YOUR SOCIAL MEDIA ESCAPE PLAN
If the work we’re putting in a social media platform isn’t really working, then why keep doing it?
Think about reducing your time spent on social media without completely eliminating it.
Are all those hours staring at our phones worth it for the 14 “likes,” the 3.2% impressions, the 12 clicks?
Imagine if we took one day worth of social media scrolling (like 2+ hours), and instead spent that time on something else?
- Learning how to edit videos (I recommend ScreenFlow on the Mac)
- Writing new music (or finishing a year-old song)
- Setting up a collaboration
- Building a website (or buying a domain name)
- Seeing how to build community via Discord, Substack, or Reddit
Don’t burn your social media platforms to the ground, but we can reclaim hours we’re investing in them to learn skills and strategies that will provide a bigger return down the road.
Use the emails you get from other industries as inspiration for your own newsletters.
For example, I got this email from Venmo recently:

The main point of the email was the video, but the links wasn’t to the video on YouTube – it was on the Venmo site.
You already know where I’m going with this.
When you drive someone to YOUR site, you control the branding, the vibe, the links, the experience.
When you drive someone to YouTube, your video is now competing with content that is algorithmically alluring to your fan! Oh no!

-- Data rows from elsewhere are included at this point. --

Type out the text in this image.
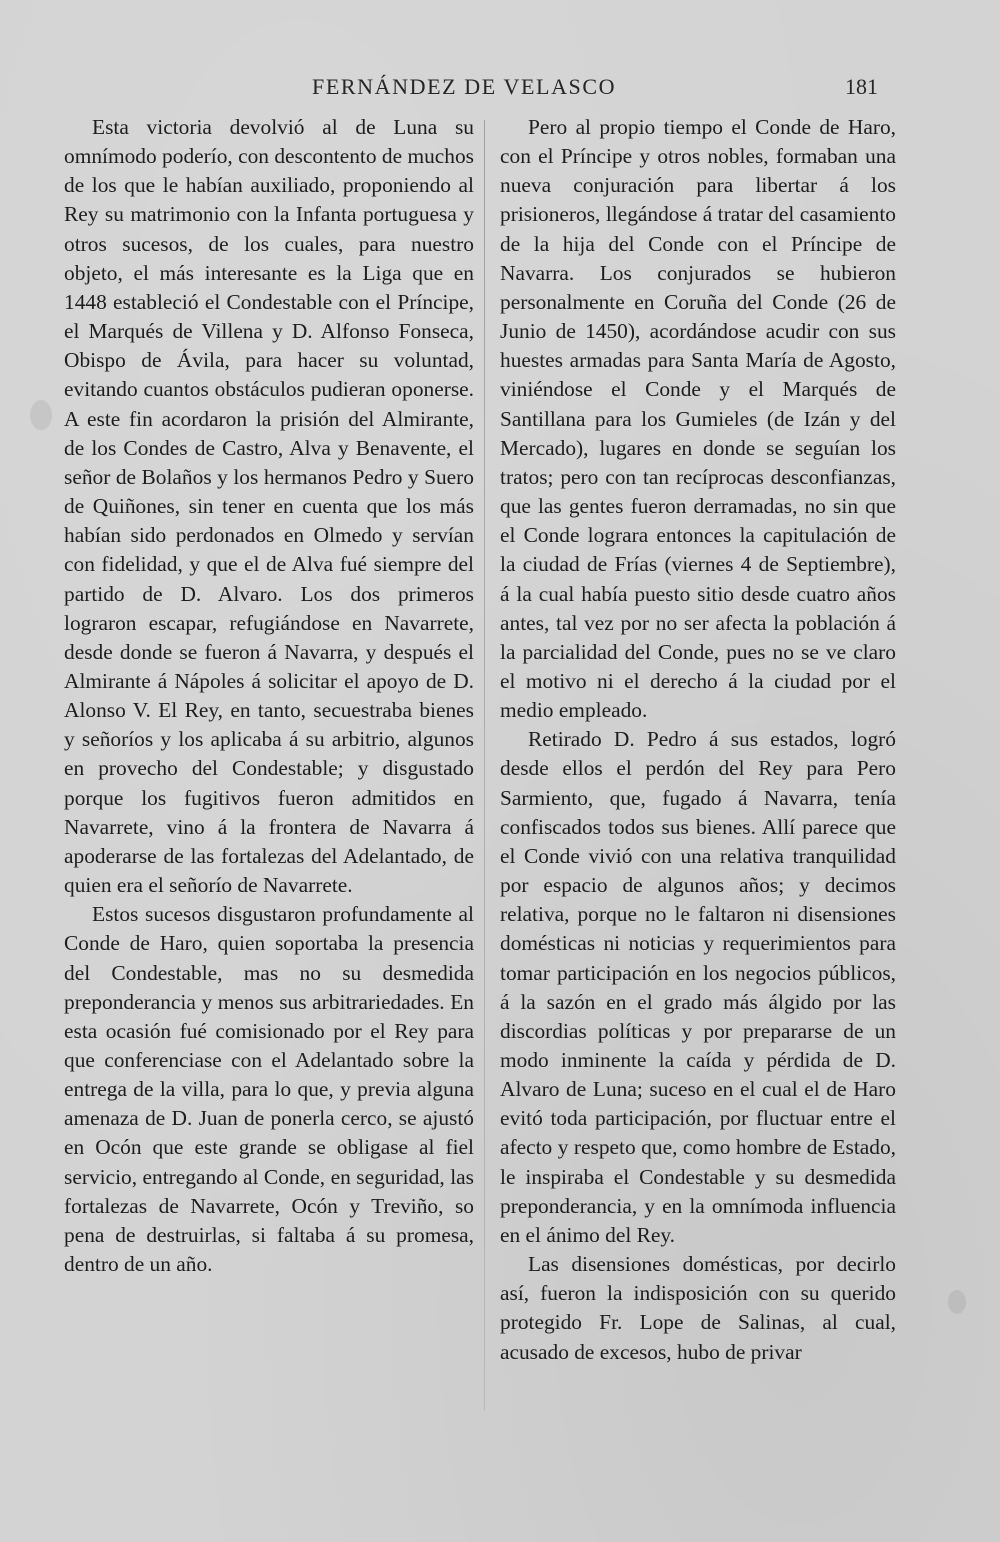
FERNÁNDEZ DE VELASCO	181

Esta victoria devolvió al de Luna su omnímodo poderío, con descontento de muchos de los que le habían auxiliado, proponiendo al Rey su matrimonio con la Infanta portuguesa y otros sucesos, de los cuales, para nuestro objeto, el más interesante es la Liga que en 1448 estableció el Condestable con el Príncipe, el Marqués de Villena y D. Alfonso Fonseca, Obispo de Ávila, para hacer su voluntad, evitando cuantos obstáculos pudieran oponerse. A este fin acordaron la prisión del Almirante, de los Condes de Castro, Alva y Benavente, el señor de Bolaños y los hermanos Pedro y Suero de Quiñones, sin tener en cuenta que los más habían sido perdonados en Olmedo y servían con fidelidad, y que el de Alva fué siempre del partido de D. Alvaro. Los dos primeros lograron escapar, refugiándose en Navarrete, desde donde se fueron á Navarra, y después el Almirante á Nápoles á solicitar el apoyo de D. Alonso V. El Rey, en tanto, secuestraba bienes y señoríos y los aplicaba á su arbitrio, algunos en provecho del Condestable; y disgustado porque los fugitivos fueron admitidos en Navarrete, vino á la frontera de Navarra á apoderarse de las fortalezas del Adelantado, de quien era el señorío de Navarrete.

Estos sucesos disgustaron profundamente al Conde de Haro, quien soportaba la presencia del Condestable, mas no su desmedida preponderancia y menos sus arbitrariedades. En esta ocasión fué comisionado por el Rey para que conferenciase con el Adelantado sobre la entrega de la villa, para lo que, y previa alguna amenaza de D. Juan de ponerla cerco, se ajustó en Ocón que este grande se obligase al fiel servicio, entregando al Conde, en seguridad, las fortalezas de Navarrete, Ocón y Treviño, so pena de destruirlas, si faltaba á su promesa, dentro de un año.

Pero al propio tiempo el Conde de Haro, con el Príncipe y otros nobles, formaban una nueva conjuración para libertar á los prisioneros, llegándose á tratar del casamiento de la hija del Conde con el Príncipe de Navarra. Los conjurados se hubieron personalmente en Coruña del Conde (26 de Junio de 1450), acordándose acudir con sus huestes armadas para Santa María de Agosto, viniéndose el Conde y el Marqués de Santillana para los Gumieles (de Izán y del Mercado), lugares en donde se seguían los tratos; pero con tan recíprocas desconfianzas, que las gentes fueron derramadas, no sin que el Conde lograra entonces la capitulación de la ciudad de Frías (viernes 4 de Septiembre), á la cual había puesto sitio desde cuatro años antes, tal vez por no ser afecta la población á la parcialidad del Conde, pues no se ve claro el motivo ni el derecho á la ciudad por el medio empleado.

Retirado D. Pedro á sus estados, logró desde ellos el perdón del Rey para Pero Sarmiento, que, fugado á Navarra, tenía confiscados todos sus bienes. Allí parece que el Conde vivió con una relativa tranquilidad por espacio de algunos años; y decimos relativa, porque no le faltaron ni disensiones domésticas ni noticias y requerimientos para tomar participación en los negocios públicos, á la sazón en el grado más álgido por las discordias políticas y por prepararse de un modo inminente la caída y pérdida de D. Alvaro de Luna; suceso en el cual el de Haro evitó toda participación, por fluctuar entre el afecto y respeto que, como hombre de Estado, le inspiraba el Condestable y su desmedida preponderancia, y en la omnímoda influencia en el ánimo del Rey.

Las disensiones domésticas, por decirlo así, fueron la indisposición con su querido protegido Fr. Lope de Salinas, al cual, acusado de excesos, hubo de privar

Your site can be set up to feature your upcoming tour dates, new products in your store, a pre-order package, or an email sign up link – all things that are buried under the “SHOW MORE” link in the YouTube description area.
Look, you command a room, and you command your narrative online.
So lead your fans.
Lead them to your website. Show them your newsletter.
Not all your fans hang out at the food court at the mall anymore, subsisting on a diet of pizza, smoothies, and chicken nugget outrage.
Social media is the food court at the mall, where your posts appear next to sports news and racist tirades, and the landlord keeps raising the rent.
It’s time to leave the food court at the mall.
Stop building your entire existence on rented property, and set up your own website + newsletter.
WEEKEND TASKS
Here’s four things you can do before Monday:
- When’s the last time you cleaned your LINK IN BIO links?
- Buy a domain name from Hover (that’s a referral link) and think about setting up (or updating) your website.
- Make your own “pick one” images (like this one), and put it on your website. Have your band mates chime in and make it a whole feature – hey, it’s what all the music sites do, and people click on ‘em! Get ‘em clicking to your site instead and sell some albums.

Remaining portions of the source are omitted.